Одним глазом, поскольку другой прикрыт козырьком, Гусь так зыркнул на меня, что мне показалось, будто у моего виска свистнула пуля.
– Это фуражка не милицейская!
– Как же не милицейская, – не унимаюсь я. – Околыш-то красный!
– Это фуражка казачья, – все так же четко, как глухому, говорит мне Гусь, пристально изучая свою босую ногу, цветом не уступающую околышку.
– Тю… А что ж это войско что ль такое? Кавалерию ж расформировали!
– Войска нет, – дрогнувшим голосом говорит Гусь; – а казаки есть!
– А где же это написано? В газете или в книжке какой?
Гусь сопит, видно, затронул я больную тему. Потом, дрогнув сизым от холода подбородком, еле сдерживаясь, чтобы не зареветь, он все так же с достоинством, медленно выговаривает:
– Може, ни в книжке и ни в газете и нету, а батя сказал, что есть такой народ! Стал быть, мы есть!
– Да ты чё? Гусек, ты чё?! Он же шутит! Он испытание тебе делает! – вмешивается дед Хрисанф. – И ты тоже… Ня дратуй яво! Что мальца дразнишь
И вдруг словно вспыхнул передо мной экран и поплыли по нему кадры кинохроники: раскаленная степь… дорога… босоногие ребятишки пылят по ней… И двое мальчишек! Маленький на закорках – это я! А несет меня… – Гусь! То есть – не Гусь, конечно, а отец Гуся, так они похожи!
– Садись! Садись, Николай… Тимо… Тимофев… Садись, дорогой ты мой! Не серчай! – усаживаю я Гуся, обнимая его тощие плечи. – А отцу своему скажи, что, мол, растет в его доме казак истинный.
По тому, как потупившись, принимает у меня чашку Гусь, как укоризненно округлил на меня глаза дед, понимаю, что опять сморозил что-то не то.
– Да ладно, ладно… – бормочет Гусь, снимая фуражку и принимаясь за чай.
– А теперь, может, щербы? Щерба знатная!
– После чаю-то?
– Ни-чо! В казачьем животе долото сгниет! – густо, со дна котелка, наворачивает ему дед Хрисанф в миску ухи.
– Сытое брюхо к учению глухо, – говорит Гусь. – Мне в школу идти, дремать стану!
Однако ест уху с охотой.
– Ни-чо! Натощак только коты мышей ловят!
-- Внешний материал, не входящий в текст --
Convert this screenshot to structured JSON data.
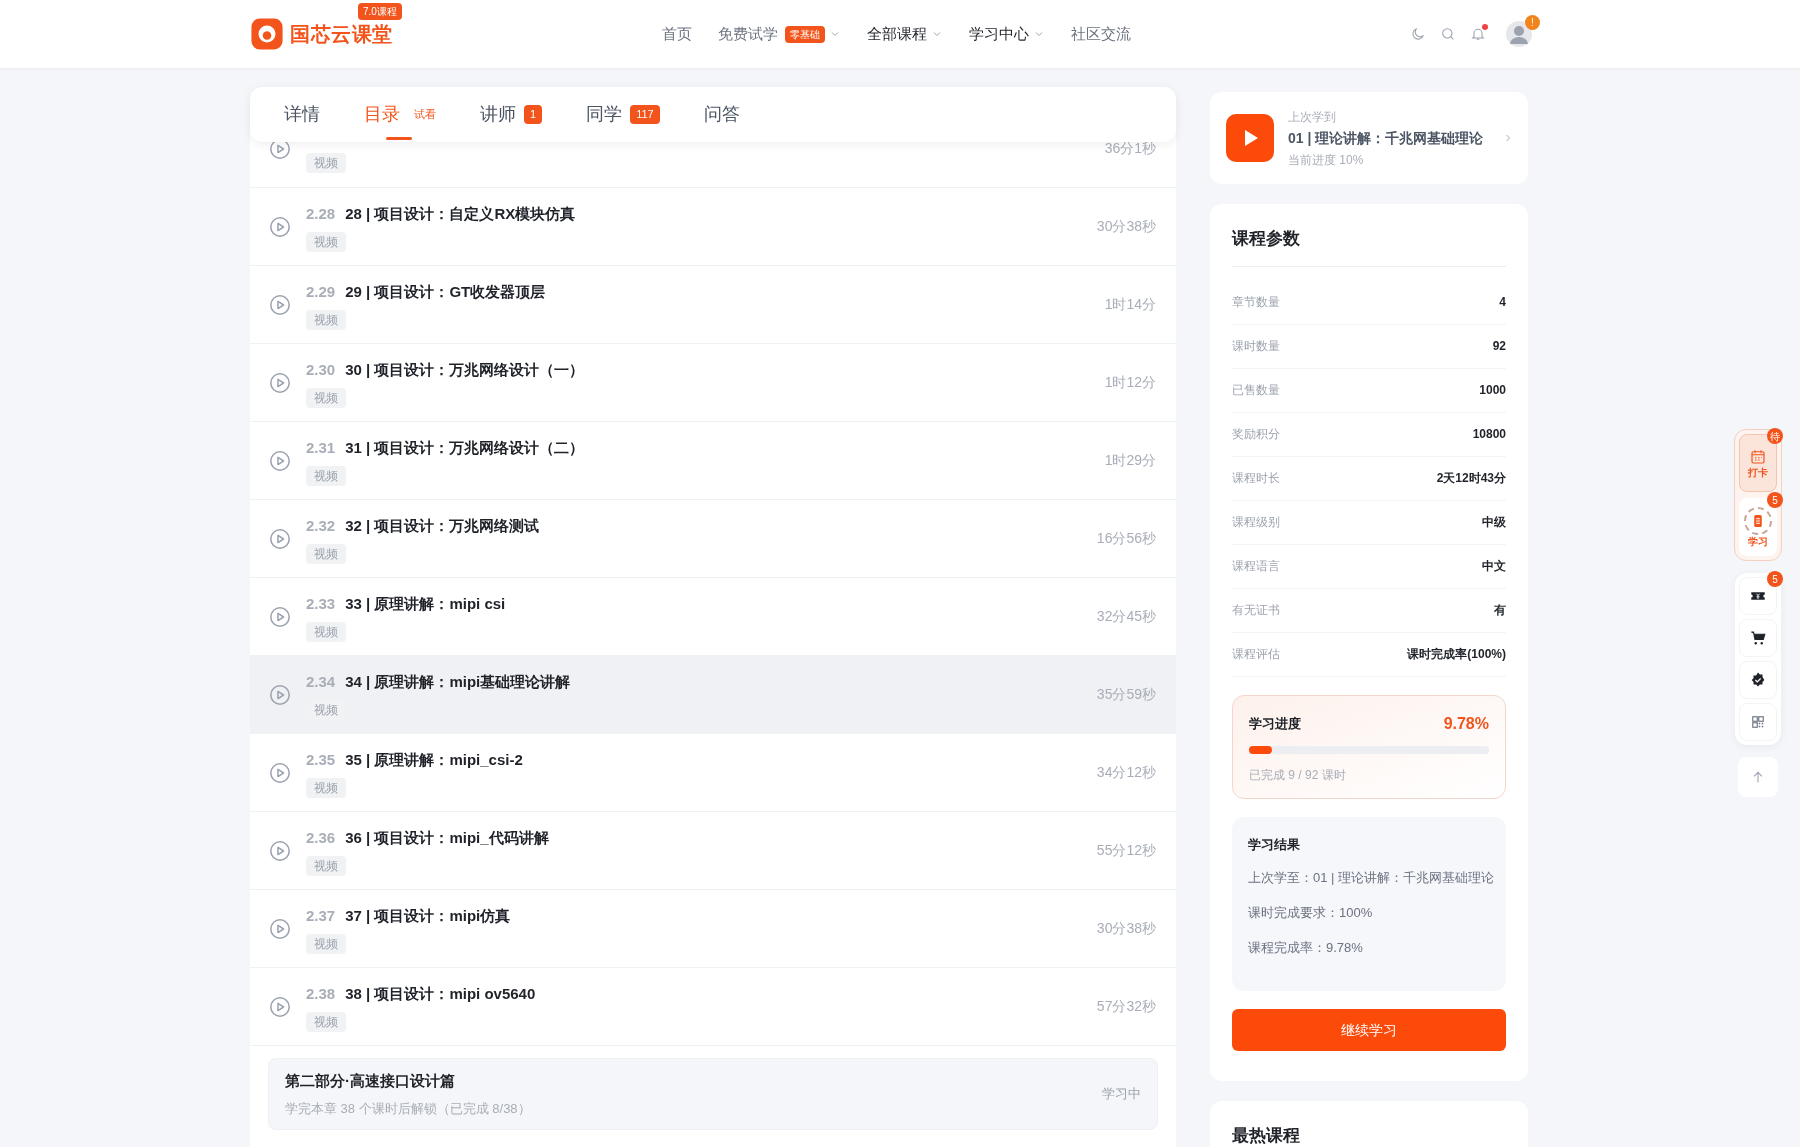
{
  "header": {
    "logo_text": "国芯云课堂",
    "logo_badge": "7.0课程",
    "nav": [
      {
        "label": "首页",
        "emphasized": false,
        "dropdown": false
      },
      {
        "label": "免费试学",
        "badge": "零基础",
        "emphasized": false,
        "dropdown": true
      },
      {
        "label": "全部课程",
        "emphasized": true,
        "dropdown": true
      },
      {
        "label": "学习中心",
        "emphasized": true,
        "dropdown": true
      },
      {
        "label": "社区交流",
        "emphasized": false,
        "dropdown": false
      }
    ],
    "has_unread": true,
    "avatar_badge": "!"
  },
  "tabs": [
    {
      "label": "详情",
      "selected": false
    },
    {
      "label": "目录",
      "note": "试看",
      "selected": true
    },
    {
      "label": "讲师",
      "badge": "1",
      "selected": false
    },
    {
      "label": "同学",
      "badge": "117",
      "selected": false
    },
    {
      "label": "问答",
      "selected": false
    }
  ],
  "lessons": [
    {
      "tag": "视频",
      "duration": "36分1秒"
    },
    {
      "number": "2.28",
      "title": "28 | 项目设计：自定义RX模块仿真",
      "tag": "视频",
      "duration": "30分38秒",
      "selected": false
    },
    {
      "number": "2.29",
      "title": "29 | 项目设计：GT收发器顶层",
      "tag": "视频",
      "duration": "1时14分",
      "selected": false
    },
    {
      "number": "2.30",
      "title": "30 | 项目设计：万兆网络设计（一）",
      "tag": "视频",
      "duration": "1时12分",
      "selected": false
    },
    {
      "number": "2.31",
      "title": "31 | 项目设计：万兆网络设计（二）",
      "tag": "视频",
      "duration": "1时29分",
      "selected": false
    },
    {
      "number": "2.32",
      "title": "32 | 项目设计：万兆网络测试",
      "tag": "视频",
      "duration": "16分56秒",
      "selected": false
    },
    {
      "number": "2.33",
      "title": "33 | 原理讲解：mipi csi",
      "tag": "视频",
      "duration": "32分45秒",
      "selected": false
    },
    {
      "number": "2.34",
      "title": "34 | 原理讲解：mipi基础理论讲解",
      "tag": "视频",
      "duration": "35分59秒",
      "selected": true
    },
    {
      "number": "2.35",
      "title": "35 | 原理讲解：mipi_csi-2",
      "tag": "视频",
      "duration": "34分12秒",
      "selected": false
    },
    {
      "number": "2.36",
      "title": "36 | 项目设计：mipi_代码讲解",
      "tag": "视频",
      "duration": "55分12秒",
      "selected": false
    },
    {
      "number": "2.37",
      "title": "37 | 项目设计：mipi仿真",
      "tag": "视频",
      "duration": "30分38秒",
      "selected": false
    },
    {
      "number": "2.38",
      "title": "38 | 项目设计：mipi ov5640",
      "tag": "视频",
      "duration": "57分32秒",
      "selected": false
    }
  ],
  "section": {
    "title": "第二部分·高速接口设计篇",
    "subtitle": "学完本章 38 个课时后解锁（已完成 8/38）",
    "status": "学习中"
  },
  "last_learned": {
    "label": "上次学到",
    "title": "01 | 理论讲解：千兆网基础理论",
    "progress": "当前进度 10%"
  },
  "params": {
    "title": "课程参数",
    "rows": [
      {
        "label": "章节数量",
        "value": "4"
      },
      {
        "label": "课时数量",
        "value": "92"
      },
      {
        "label": "已售数量",
        "value": "1000"
      },
      {
        "label": "奖励积分",
        "value": "10800"
      },
      {
        "label": "课程时长",
        "value": "2天12时43分"
      },
      {
        "label": "课程级别",
        "value": "中级"
      },
      {
        "label": "课程语言",
        "value": "中文"
      },
      {
        "label": "有无证书",
        "value": "有"
      },
      {
        "label": "课程评估",
        "value": "课时完成率(100%)"
      }
    ]
  },
  "study_progress": {
    "title": "学习进度",
    "percent": "9.78%",
    "level": 0.0978,
    "caption": "已完成 9 / 92 课时"
  },
  "result": {
    "title": "学习结果",
    "lines": [
      "上次学至：01 | 理论讲解：千兆网基础理论",
      "课时完成要求：100%",
      "课程完成率：9.78%"
    ]
  },
  "continue_button": "继续学习",
  "hot": {
    "title": "最热课程"
  },
  "side_tools": {
    "primary": [
      {
        "kind": "calendar",
        "label": "打卡",
        "badge": "待",
        "selected": true
      },
      {
        "kind": "book",
        "label": "学习",
        "badge": "5",
        "selected": false
      }
    ],
    "secondary": [
      {
        "kind": "ticket",
        "badge": "5"
      },
      {
        "kind": "cart"
      },
      {
        "kind": "verified"
      },
      {
        "kind": "qrcode"
      }
    ],
    "back_to_top": true
  }
}
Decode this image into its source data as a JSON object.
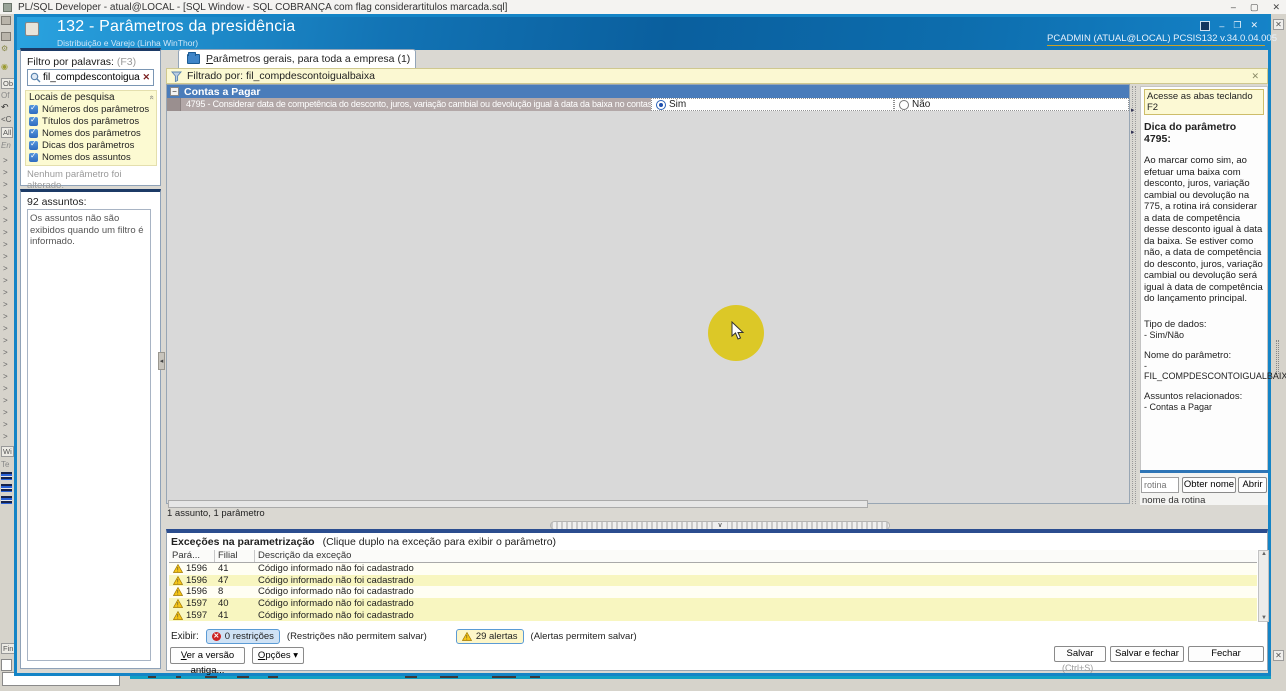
{
  "theme": {
    "window_border": "#1484c6",
    "header_blue_dark": "#0a5f9e",
    "header_blue_light": "#2aa3e0",
    "section_blue": "#4a7cba",
    "param_row_mauve": "#b3a8a8",
    "pale_yellow": "#fcf9d4",
    "row_yellow": "#f8f6c0",
    "navy_panel_border": "#1c3a66",
    "cursor_highlight": "#dcc827",
    "gold_underline": "#c9a227",
    "warning_yellow": "#f5c518",
    "restriction_red": "#cc2222"
  },
  "os_bar": {
    "title": "PL/SQL Developer - atual@LOCAL - [SQL Window - SQL COBRANÇA com flag considerartitulos marcada.sql]",
    "minimize": "‒",
    "maximize": "▢",
    "close": "✕"
  },
  "window": {
    "title": "132 - Parâmetros da presidência",
    "subtitle": "Distribuição e Varejo (Linha WinThor)",
    "user_info": "PCADMIN (ATUAL@LOCAL)   PCSIS132  v.34.0.04.005",
    "controls": {
      "minimize": "‒",
      "maximize": "❐",
      "close": "✕"
    }
  },
  "sidebar": {
    "filter_label": "Filtro por palavras:",
    "filter_hint": "(F3)",
    "search_value": "fil_compdescontoigualbaixa",
    "clear_glyph": "✕",
    "places_title": "Locais de pesquisa",
    "collapse_glyph": "«",
    "checkboxes": [
      "Números dos parâmetros",
      "Títulos dos parâmetros",
      "Nomes dos parâmetros",
      "Dicas dos parâmetros",
      "Nomes dos assuntos"
    ],
    "no_change_text": "Nenhum parâmetro foi alterado.",
    "subjects_count": "92 assuntos:",
    "subjects_note": "Os assuntos não são exibidos quando um filtro é informado.",
    "collapse_arrow": "◂"
  },
  "main": {
    "tab_label": "Parâmetros gerais, para toda a empresa  (1)",
    "filter_bar_text": "Filtrado por: fil_compdescontoigualbaixa",
    "filter_pin_glyph": "✕",
    "section_collapse_glyph": "−",
    "section_title": "Contas a Pagar",
    "parameter_text": "4795 - Considerar data de competência do desconto, juros, variação cambial ou devolução igual à data da baixa no contas a pagar",
    "option_yes": "Sim",
    "option_no": "Não",
    "selected_option": "Sim",
    "status_line": "1 assunto, 1 parâmetro",
    "splitter_glyph": "∨",
    "vsplit_glyph": "▸"
  },
  "hint_panel": {
    "f2_tip": "Acesse as abas teclando F2",
    "title": "Dica do parâmetro 4795:",
    "body": "Ao marcar como sim, ao efetuar uma baixa com desconto, juros, variação cambial ou devolução na 775, a rotina irá considerar a data de competência desse desconto igual à data da baixa. Se estiver como não, a data de competência do desconto, juros, variação cambial ou devolução será igual à data de competência do lançamento principal.",
    "datatype_label": "Tipo de dados:",
    "datatype_value": "- Sim/Não",
    "param_name_label": "Nome do parâmetro:",
    "param_name_value": "- FIL_COMPDESCONTOIGUALBAIXA",
    "related_label": "Assuntos relacionados:",
    "related_value": "- Contas a Pagar",
    "routine_placeholder": "rotina",
    "get_name_button": "Obter nome",
    "open_button": "Abrir",
    "routine_name_text": "nome da rotina"
  },
  "exceptions": {
    "title": "Exceções na parametrização",
    "subtitle": "(Clique duplo na exceção para exibir o parâmetro)",
    "columns": {
      "param": "Pará...",
      "filial": "Filial",
      "desc": "Descrição da exceção"
    },
    "rows": [
      {
        "param": "1596",
        "filial": "41",
        "desc": "Código informado não foi cadastrado"
      },
      {
        "param": "1596",
        "filial": "47",
        "desc": "Código informado não foi cadastrado"
      },
      {
        "param": "1596",
        "filial": "8",
        "desc": "Código informado não foi cadastrado"
      },
      {
        "param": "1597",
        "filial": "40",
        "desc": "Código informado não foi cadastrado"
      },
      {
        "param": "1597",
        "filial": "41",
        "desc": "Código informado não foi cadastrado"
      }
    ],
    "show_label": "Exibir:",
    "restrictions_badge": "0 restrições",
    "restrictions_note": "(Restrições não permitem salvar)",
    "alerts_badge": "29 alertas",
    "alerts_note": "(Alertas permitem salvar)"
  },
  "footer": {
    "old_version_button": "Ver a versão antiga...",
    "options_button": "Opções ▾",
    "save_button": "Salvar",
    "save_shortcut": "(Ctrl+S)",
    "save_close_button": "Salvar e fechar",
    "close_button": "Fechar"
  },
  "left_strip": {
    "ob": "Ob",
    "of": "Of",
    "undo_glyph": "↶",
    "c": "<C",
    "all": "All",
    "en": "En",
    "wi": "Wi",
    "te": "Te",
    "fin": "Fin",
    "tree_chevron_char": ">",
    "tree_chevron_count": 24
  },
  "right_strip": {
    "close_glyph": "✕"
  }
}
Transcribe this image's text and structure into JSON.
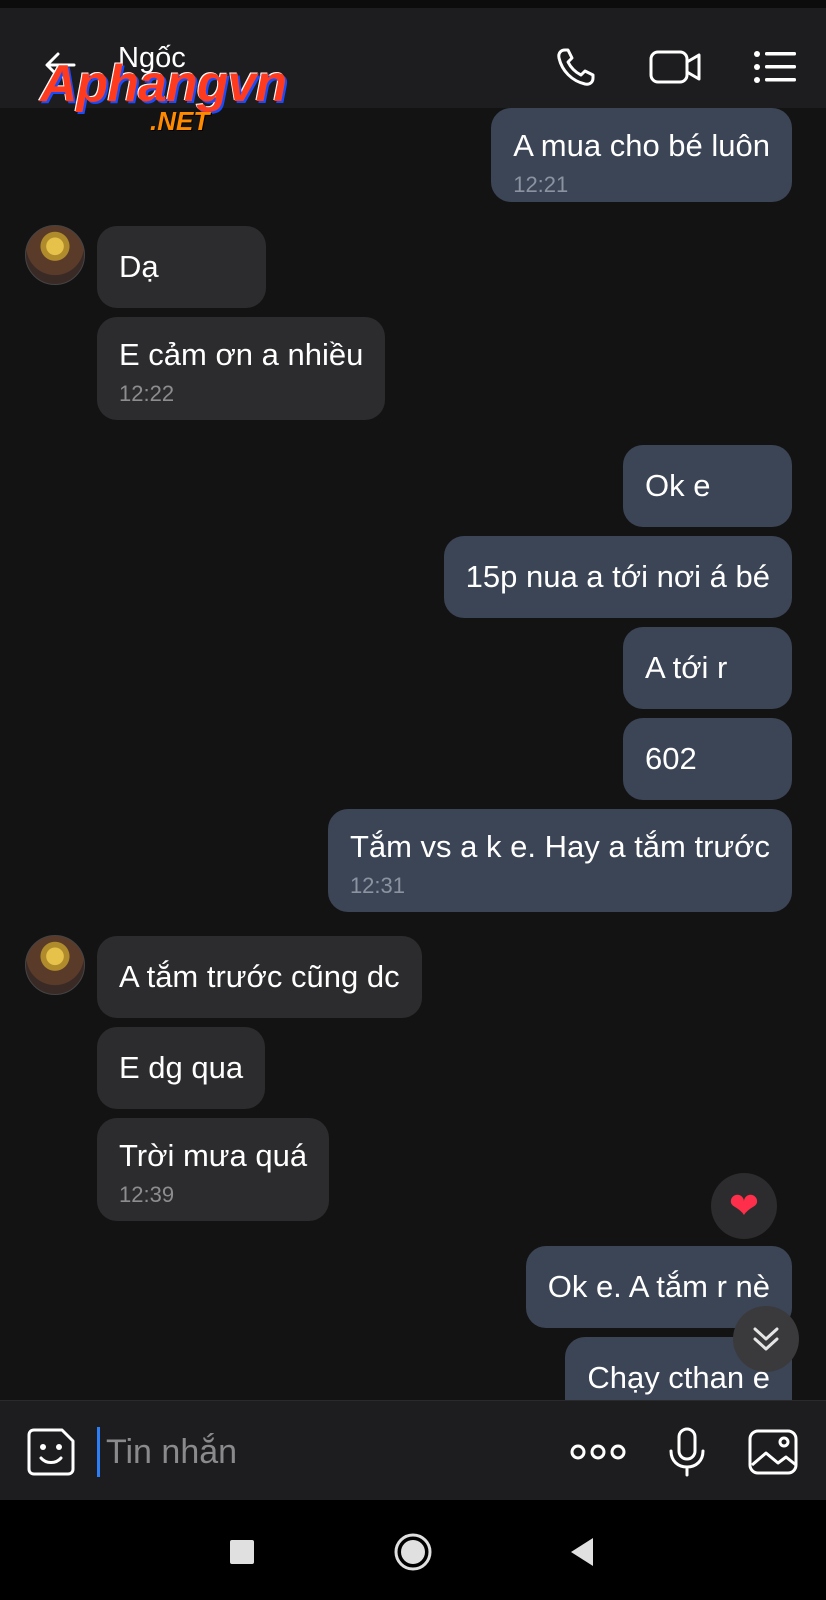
{
  "header": {
    "contact_name": "Ngốc",
    "watermark_main": "Aphangvn",
    "watermark_sub": ".NET"
  },
  "messages": [
    {
      "dir": "out",
      "text": "A mua cho bé luôn",
      "time": "12:21"
    },
    {
      "dir": "in",
      "text": "Dạ"
    },
    {
      "dir": "in",
      "text": "E cảm ơn a nhiều",
      "time": "12:22"
    },
    {
      "dir": "out",
      "text": "Ok e"
    },
    {
      "dir": "out",
      "text": "15p nua a tới nơi á bé"
    },
    {
      "dir": "out",
      "text": "A tới r"
    },
    {
      "dir": "out",
      "text": "602"
    },
    {
      "dir": "out",
      "text": "Tắm vs a k e. Hay a tắm trước",
      "time": "12:31"
    },
    {
      "dir": "in",
      "text": "A tắm trước cũng dc"
    },
    {
      "dir": "in",
      "text": "E dg qua"
    },
    {
      "dir": "in",
      "text": "Trời mưa quá",
      "time": "12:39"
    },
    {
      "dir": "out",
      "text": "Ok e. A tắm r nè"
    },
    {
      "dir": "out",
      "text": "Chạy cthan e"
    }
  ],
  "reaction": "❤",
  "composer": {
    "placeholder": "Tin nhắn",
    "value": ""
  },
  "icons": {
    "back": "arrow-left-icon",
    "call": "phone-icon",
    "video": "video-camera-icon",
    "menu": "list-menu-icon",
    "sticker": "sticker-smiley-icon",
    "more": "more-dots-icon",
    "mic": "microphone-icon",
    "image": "image-icon",
    "scroll_down": "double-chevron-down-icon"
  },
  "colors": {
    "background": "#131313",
    "header": "#1d1d1f",
    "bubble_out": "#3b4555",
    "bubble_in": "#2c2c2e",
    "caret": "#2d7ff9",
    "heart": "#ff2e4a"
  }
}
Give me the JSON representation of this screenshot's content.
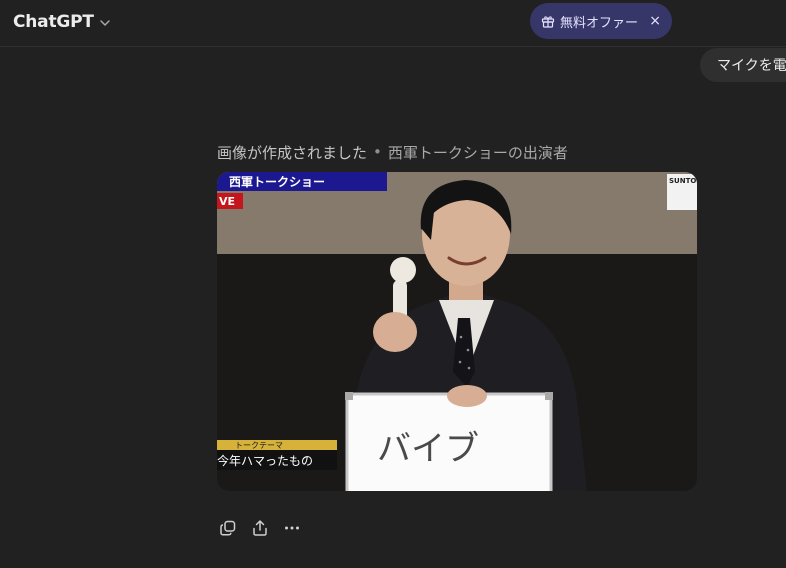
{
  "header": {
    "model_name": "ChatGPT",
    "offer_label": "無料オファー",
    "offer_close": "×"
  },
  "tooltip": {
    "text": "マイクを電"
  },
  "message": {
    "status": "画像が作成されました",
    "separator": "•",
    "title": "西軍トークショーの出演者"
  },
  "image_overlays": {
    "top_banner": "西軍トークショー",
    "live_tag": "VE",
    "corner_title": "SUNTO",
    "theme_label": "トークテーマ",
    "theme_text": "今年ハマったもの",
    "board_text": "バイブ"
  },
  "icons": {
    "model": "chevron-down-icon",
    "offer": "gift-icon",
    "copy": "copy-icon",
    "share": "share-icon",
    "more": "more-icon"
  }
}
Ну-ко еще половничек!
– Ты-чо, каждый день перед школой рыбалишь? – спрашиваю я. – Спишь-то когда?
– Спим-то мы с вечера, – сыто улыбается Гусь. – У нас телевизора нету.
Снаряжается Гусь молча. Подвязывает к поясу прозрачный мешок с рыбой, надевает фуражку, замысловато крепя ее на голове.
– Отцу-то сколь еще сидеть осталось? – спрашивает дед.
– Два года и четыре месяца… Аккурат, я в седьмой класс перейду, а у него срок кончится… Только опасаюсь я, как бы он там чего не натворил по горячности! – говорит Гусь. – Очень он горячий у меня. Чуть что – и пошло…
– Ни-чо! Ни-чо! – говорит дед. Два года как два дня. Зима – лето, зима – лето! И все тут! Оглянутся не успеешь, а он уже – в кругу семейства!
– Отец у тебя самый справедливый и самый добрый из всех, кого я знаю, – говорю я. – А то, что горячий – так на то и казак! Мы все одна порода!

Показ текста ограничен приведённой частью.